The contractor agrees to complete the work for that fixed amount regardless of whether the construction exceeds or is lower than the agreed price.
The contractor is usually taking in more risk with this type of contract since problems will always arise leading to higher commercial construction cost per square foot.
2. Cost Plus Contract
Cost plus contracts require the owner to pay for all purchases, construction costs and other expenses throughout the construction. In this case, the owner takes the risk.
These type of contracts come in many variations including Cost Plus Fixed Percentage, Cost Plus Fixed Fee, cost plus with guaranteed maximum price and bonus contract and cost plus with guaranteed maximum price contract.
3. Unit Price Contracts
The contractor sets a specific price for a particular task. The owner is required to pay for the number of units provided at that unit price.
Both the owner and contractor assume some level of risk. The owner can ascertain that they are being charged reasonably and the contractor need not worry about inaccurate estimations.
4. Time and Material Contracts
The owner takes most of the risk by agreeing to pay for the time and materials spent on the construction.
The parties agree on an hourly or daily rate and any other additional expenses. Sometimes a maximum price clause is included to protect the owner.
Things to consider before signing a construction management contract
The agreement should have specified time frames. Sometimes the project may go off schedule, and the owner needs to protect themselves against such an occurrence.
The contract should contain details of when the construction will commence, the schedule that the contractor will follow and when the project will end.
However, an extension may be granted in cases where delays are caused by:
- Poor weather
- Labor strike
- Delayed payments by the owner
- Inspection delays
- Changes made after both parties agree
- Any other issues that are beyond the control of the contractor
The contract should include all the relevant costs and charges. Parties should be wary of extra charges that may not have been part of the initial agreement.

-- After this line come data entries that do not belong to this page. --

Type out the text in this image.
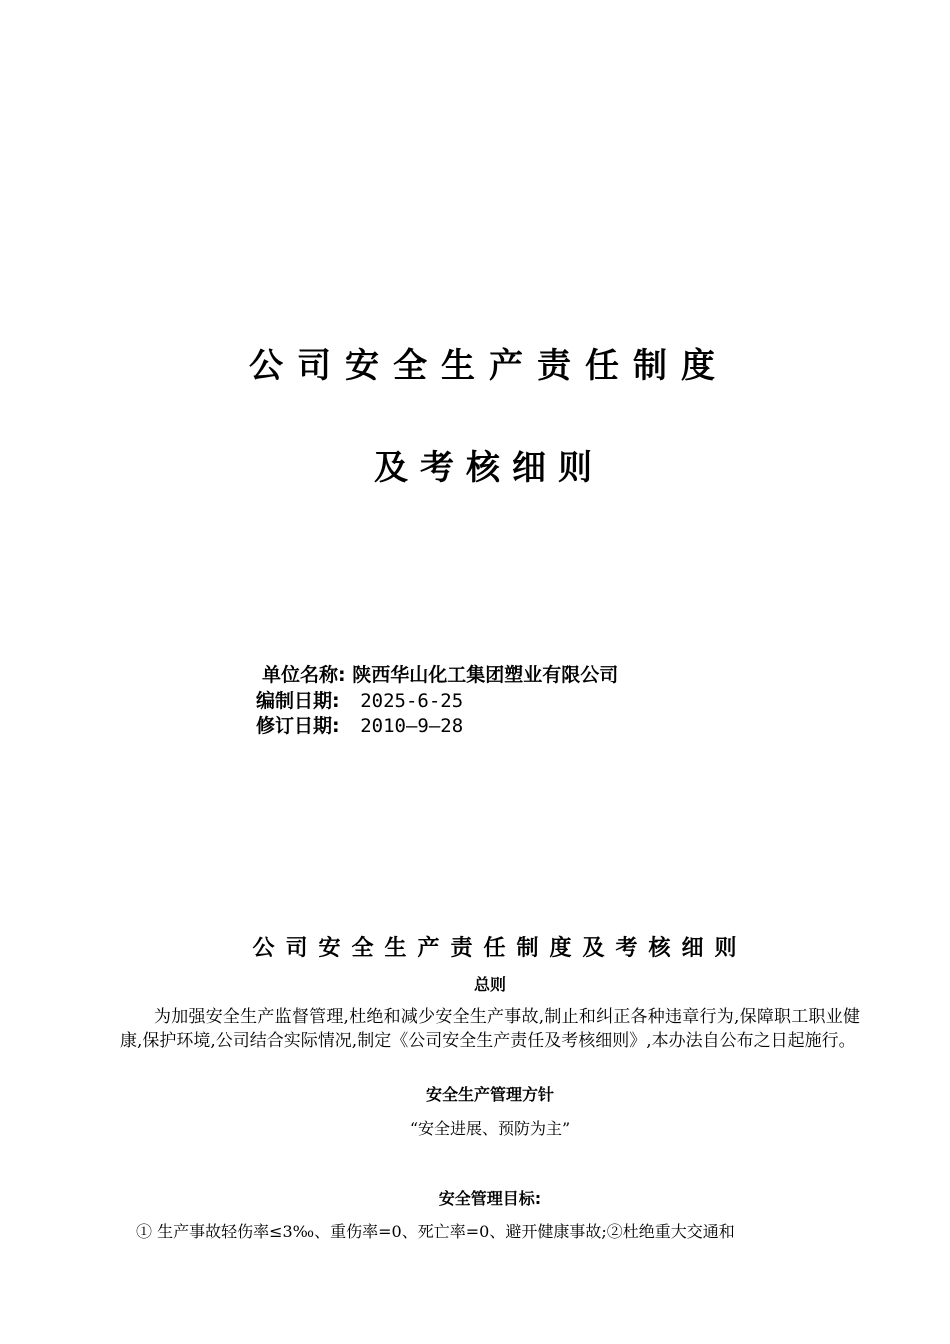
公司安全生产责任制度
及考核细则
单位名称: 陕西华山化工集团塑业有限公司
编制日期: 2025-6-25
修订日期: 2010—9—28
公司安全生产责任制度及考核细则
总则
为加强安全生产监督管理,杜绝和减少安全生产事故,制止和纠正各种违章行为,保障职工职业健康,保护环境,公司结合实际情况,制定《公司安全生产责任及考核细则》,本办法自公布之日起施行。
安全生产管理方针
“安全进展、预防为主”
安全管理目标:
① 生产事故轻伤率≤3‰、重伤率=0、死亡率=0、避开健康事故;②杜绝重大交通和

For example, a quoted hourly rate may fail to include additional charges for things such as postage and photocopying.
7. Method of Payment
In most cases, the contractor will rely on the payments they receive from the owner to fund the project.
Therefore, the contract should stipulate when and how the contractor will receive their payment to facilitate a steady flow of cash so that they can complete the project on time.
A typical contract will require the owner to make an initial payment before construction commences.
The contractor will, thereafter, be expected to submit an application on a regular basis after indicating the amount of work done during the cycle.
8. Payment Penalties
The contract should indicate whether there are penalties for late payments. If there are any penalties, they must be reasonable or else the courts may fail to recognize them should disputes arise later on.
9. Inability to Agree
If you can’t seem to agree on specific terms but need to start the work immediately, ensure that any agreement you sign cannot be enforced as a permanent agreement.
You can sign an interim agreement which will only be in operation until both parties can agree on a permanent one.
10. Resolution of Disputes
No matter how good your relationship is or how careful you are, conflicts are bound to arise. Most contracts usually include an arbitration clause.
The clause means that any disputes that arise must be solved through arbitration rather than in a court of law. Consequently, signing such a contract means that you waive your right to go to court.
Though not always, most contracts will include a warranty clause that describes the type of defects the contractor is liable for, the owner’s maintenance obligation, the length of the warranty period and how the contractor should fix the flaws.
Some contracts will also contain limits or waivers on warranties.
12. Attorney Fees
Both parties should agree who should take care of the attorney fees in case they take a dispute to court. In some states, the winner may not recover attorney fees unless there was a specific provision in the contract that provided for this.
Construction contracts usually involve a great deal of money and risk. Before agreeing to sign on a contract, both parties should ensure that it is the right type and that it protects their interests. They should do their research before making the final decision since there is no going back.